(Image source: Facebook/HindusForTrump)
India Civil Watch, a collective of Indian-Americans committed to furthering progressive politics in the USA and India, have issued a statement against the rally by Hindus for Trump offering conditional support for Donald Trump's proposed wall at the Mexican border.
Here is the full text of the statement:
We, the members of India Civil Watch (ICW) reject unequivocally the rank opportunism of “Hindus for Trump” (henceforth HFT) that leads them to offer to pay for President Trump’s proposed wall at the Mexican border as long as it will facilitate their own presumed ability to stay in the U.S.
The enthusiastic support of HFT’s members - immigrants or children of immigrants themselves - for Trump’s racist anti-immigration policies is the worst kind of political expediency. Supporting thus the bigoted and vindictive policies of an administration that openly expresses racist contempt against immigrants, minorities, and non-white populations of the world is an affront to South Asian communities in the U.S., a diverse population in terms of class, caste and status, which often shares with other Americans of color their struggles for dignity and a stable livelihood, and aspirations for lives free of racist and sexist discrimination.
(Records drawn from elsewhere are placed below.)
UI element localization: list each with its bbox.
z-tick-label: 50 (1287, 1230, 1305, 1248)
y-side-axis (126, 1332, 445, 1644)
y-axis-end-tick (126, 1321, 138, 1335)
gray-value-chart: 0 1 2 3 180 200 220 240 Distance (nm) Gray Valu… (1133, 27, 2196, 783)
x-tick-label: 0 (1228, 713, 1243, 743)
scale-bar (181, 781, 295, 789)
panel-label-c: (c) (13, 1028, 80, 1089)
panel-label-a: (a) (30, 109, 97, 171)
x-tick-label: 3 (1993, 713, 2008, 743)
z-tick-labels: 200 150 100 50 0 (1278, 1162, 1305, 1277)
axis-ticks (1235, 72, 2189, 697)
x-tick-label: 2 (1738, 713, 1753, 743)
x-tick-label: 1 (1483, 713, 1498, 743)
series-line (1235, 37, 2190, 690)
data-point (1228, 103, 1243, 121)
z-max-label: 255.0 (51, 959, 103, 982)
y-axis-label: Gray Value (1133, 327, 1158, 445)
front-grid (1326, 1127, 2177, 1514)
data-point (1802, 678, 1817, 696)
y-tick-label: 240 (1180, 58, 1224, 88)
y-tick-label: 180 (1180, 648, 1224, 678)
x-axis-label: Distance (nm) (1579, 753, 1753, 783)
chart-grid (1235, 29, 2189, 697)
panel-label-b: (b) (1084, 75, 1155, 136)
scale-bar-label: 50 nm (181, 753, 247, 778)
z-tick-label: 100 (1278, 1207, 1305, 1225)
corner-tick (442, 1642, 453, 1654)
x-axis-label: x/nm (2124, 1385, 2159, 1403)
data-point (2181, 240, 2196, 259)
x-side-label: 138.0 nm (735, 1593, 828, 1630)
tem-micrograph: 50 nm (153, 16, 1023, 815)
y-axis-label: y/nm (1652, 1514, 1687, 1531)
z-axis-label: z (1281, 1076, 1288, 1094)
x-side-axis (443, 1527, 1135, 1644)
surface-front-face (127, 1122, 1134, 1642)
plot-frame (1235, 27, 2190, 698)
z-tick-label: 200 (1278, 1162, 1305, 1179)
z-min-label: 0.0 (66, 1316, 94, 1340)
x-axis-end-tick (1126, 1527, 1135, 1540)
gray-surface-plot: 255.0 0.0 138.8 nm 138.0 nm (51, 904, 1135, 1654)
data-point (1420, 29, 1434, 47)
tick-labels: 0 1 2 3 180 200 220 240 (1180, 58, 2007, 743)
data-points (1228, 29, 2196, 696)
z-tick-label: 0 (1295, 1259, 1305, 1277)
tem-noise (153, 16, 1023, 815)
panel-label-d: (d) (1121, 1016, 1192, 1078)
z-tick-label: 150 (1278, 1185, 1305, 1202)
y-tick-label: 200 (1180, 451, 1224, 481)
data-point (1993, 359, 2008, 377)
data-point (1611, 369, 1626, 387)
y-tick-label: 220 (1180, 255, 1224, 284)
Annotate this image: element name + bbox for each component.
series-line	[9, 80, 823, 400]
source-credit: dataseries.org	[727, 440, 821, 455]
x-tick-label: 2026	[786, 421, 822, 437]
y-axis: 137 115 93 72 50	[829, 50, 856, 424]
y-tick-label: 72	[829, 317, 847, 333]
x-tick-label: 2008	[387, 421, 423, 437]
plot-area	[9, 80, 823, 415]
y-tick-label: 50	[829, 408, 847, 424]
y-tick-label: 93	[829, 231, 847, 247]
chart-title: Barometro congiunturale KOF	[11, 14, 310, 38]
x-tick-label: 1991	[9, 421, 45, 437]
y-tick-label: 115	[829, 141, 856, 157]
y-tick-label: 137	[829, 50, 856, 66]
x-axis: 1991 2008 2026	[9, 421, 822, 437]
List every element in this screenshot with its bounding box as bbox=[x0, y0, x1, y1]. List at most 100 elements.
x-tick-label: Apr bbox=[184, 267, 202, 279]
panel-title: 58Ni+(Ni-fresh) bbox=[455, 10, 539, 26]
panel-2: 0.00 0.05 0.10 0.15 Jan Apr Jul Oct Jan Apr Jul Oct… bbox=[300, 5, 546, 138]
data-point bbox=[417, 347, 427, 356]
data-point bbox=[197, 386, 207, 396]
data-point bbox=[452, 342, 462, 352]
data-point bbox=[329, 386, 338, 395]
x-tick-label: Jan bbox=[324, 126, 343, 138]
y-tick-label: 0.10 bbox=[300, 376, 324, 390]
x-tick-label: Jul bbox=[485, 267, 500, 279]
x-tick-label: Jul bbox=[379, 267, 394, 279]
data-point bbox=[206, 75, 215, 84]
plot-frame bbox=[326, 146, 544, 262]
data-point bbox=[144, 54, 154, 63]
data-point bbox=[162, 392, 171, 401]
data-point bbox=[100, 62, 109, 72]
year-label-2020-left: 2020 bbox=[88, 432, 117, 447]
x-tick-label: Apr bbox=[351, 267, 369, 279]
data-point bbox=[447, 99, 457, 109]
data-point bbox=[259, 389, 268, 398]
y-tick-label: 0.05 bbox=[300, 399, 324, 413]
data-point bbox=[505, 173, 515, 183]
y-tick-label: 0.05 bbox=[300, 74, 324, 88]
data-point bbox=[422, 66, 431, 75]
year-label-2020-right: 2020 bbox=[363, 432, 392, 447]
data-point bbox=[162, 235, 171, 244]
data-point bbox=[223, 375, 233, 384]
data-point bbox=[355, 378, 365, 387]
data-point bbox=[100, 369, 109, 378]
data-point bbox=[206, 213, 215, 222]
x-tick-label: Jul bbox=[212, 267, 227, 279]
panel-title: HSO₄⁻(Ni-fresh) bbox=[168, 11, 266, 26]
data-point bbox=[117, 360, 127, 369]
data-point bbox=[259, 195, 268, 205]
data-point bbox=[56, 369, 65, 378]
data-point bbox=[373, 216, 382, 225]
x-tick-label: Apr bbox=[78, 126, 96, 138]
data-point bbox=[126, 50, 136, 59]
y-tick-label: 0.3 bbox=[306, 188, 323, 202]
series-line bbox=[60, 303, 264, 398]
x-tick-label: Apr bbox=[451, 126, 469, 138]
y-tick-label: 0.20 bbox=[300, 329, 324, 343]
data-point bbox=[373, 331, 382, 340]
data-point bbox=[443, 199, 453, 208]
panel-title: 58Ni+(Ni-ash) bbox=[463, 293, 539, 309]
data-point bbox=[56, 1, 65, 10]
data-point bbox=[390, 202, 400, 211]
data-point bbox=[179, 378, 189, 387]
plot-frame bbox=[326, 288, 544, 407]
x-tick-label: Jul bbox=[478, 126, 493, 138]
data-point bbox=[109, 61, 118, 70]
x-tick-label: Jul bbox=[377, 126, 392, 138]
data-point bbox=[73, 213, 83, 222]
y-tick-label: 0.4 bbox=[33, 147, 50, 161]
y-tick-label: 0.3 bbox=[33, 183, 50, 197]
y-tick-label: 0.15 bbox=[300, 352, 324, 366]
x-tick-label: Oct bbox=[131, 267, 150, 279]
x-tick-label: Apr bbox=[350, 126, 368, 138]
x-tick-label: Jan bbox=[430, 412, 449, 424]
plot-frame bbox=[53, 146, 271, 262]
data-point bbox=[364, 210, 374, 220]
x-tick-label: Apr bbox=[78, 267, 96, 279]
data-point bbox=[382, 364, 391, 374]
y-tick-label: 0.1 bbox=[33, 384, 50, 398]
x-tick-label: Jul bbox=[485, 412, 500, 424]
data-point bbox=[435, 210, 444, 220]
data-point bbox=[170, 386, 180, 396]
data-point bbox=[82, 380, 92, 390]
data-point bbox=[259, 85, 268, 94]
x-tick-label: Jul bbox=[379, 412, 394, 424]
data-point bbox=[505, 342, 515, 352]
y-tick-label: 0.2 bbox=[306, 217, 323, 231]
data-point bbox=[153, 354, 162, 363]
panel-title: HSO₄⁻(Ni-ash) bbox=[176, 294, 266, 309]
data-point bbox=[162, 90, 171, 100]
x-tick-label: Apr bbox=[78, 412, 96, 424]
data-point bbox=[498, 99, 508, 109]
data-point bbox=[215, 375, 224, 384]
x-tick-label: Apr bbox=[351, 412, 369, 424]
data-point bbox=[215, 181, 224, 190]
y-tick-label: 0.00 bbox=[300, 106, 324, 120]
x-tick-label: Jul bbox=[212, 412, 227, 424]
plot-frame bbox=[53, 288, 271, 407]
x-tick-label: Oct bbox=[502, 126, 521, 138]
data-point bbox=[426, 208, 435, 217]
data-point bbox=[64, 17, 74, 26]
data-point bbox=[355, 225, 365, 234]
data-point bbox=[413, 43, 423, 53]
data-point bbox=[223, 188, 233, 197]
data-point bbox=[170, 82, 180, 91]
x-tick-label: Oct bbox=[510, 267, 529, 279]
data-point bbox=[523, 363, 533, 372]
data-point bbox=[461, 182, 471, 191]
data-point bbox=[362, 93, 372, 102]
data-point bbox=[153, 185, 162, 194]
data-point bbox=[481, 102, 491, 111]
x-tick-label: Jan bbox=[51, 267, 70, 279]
HFT’s demands for exceptional treatment in the immigration process are based in 'model minority’ rhetoric, and an expectation that their class status should grant them immunity from America’s social hierarchies and legal regimes. They would however do well to heed Dalip Singh Saund, the first Asian-American elected representative in US Congress, who compared caste in India with race in the US while demanding civil rights for all.
HFT’s support for Trump’s “merit-based” immigration system is consistent with their opposition to affirmative action (known as “reservations”) in India, designed to provide access to jobs and educational opportunities to those suffering from centuries of oppression under India’s caste system. A large proportion of Indian immigrants are from communities of privilege that have benefited from caste hierarchy, which denied economic and social opportunities to generations of those consigned to so-called "lower caste” communities. It is not surprising that HFT is an avid supporter of the Islamophobic and casteist policies of Indian Prime Minister Modi, who, inspired by Hindu Supremacist ideology (known as “Hindutva") sees non-Hindus and oppressed castes as permanent second-class citizens.
HFT’s embrace of white supremacist rhetoric about immigration is particularly contradictory given the discrimination and exploitation that Indian workers historically faced in the U.S. It was barely a hundred years ago that Punjabi farm workers laboring in the fields of California made common cause and built community with Mexican immigrants working alongside them, navigating exclusionary laws around land ownership and civil rights, but also drawing hope in the commonality of their lived experiences.
ICW believes that our political work should be based on relationships of solidarity and a recognition of shared histories of neocolonial exploitation as seen in the shining example of the drivers from the New York Taxi Workers’ Alliance who staged an impromptu strike at JFK to protest against Trump’s Muslim ban. We list below a brief sampling of statements from South Asian and Indian groups fighting for labor, immigrant, and minority rights that have explicitly dissented from groups like HFT that support Trump’s bigoted policies.
A community that has produced a Ravi Ragbir who stands for the rights of the undocumented, should not have to settle for a Shalli Kumar (founder of ‘Hindus for Trump’), who seeks to ingratiate himself to white supremacists for a shameful seat at the table of injustice. Indian Americans can draw inspiration and take pride in a Kshama Sawant who fights for working people, instead of being embarrassed globally by a Nikki Haley who serves the dangerously militaristic foreign policies of the Trump administration. ICW calls on Indian communities in the US to actively participate in anti-racist, anti-caste and and anti-colonial politics, both in the U.S. and in India.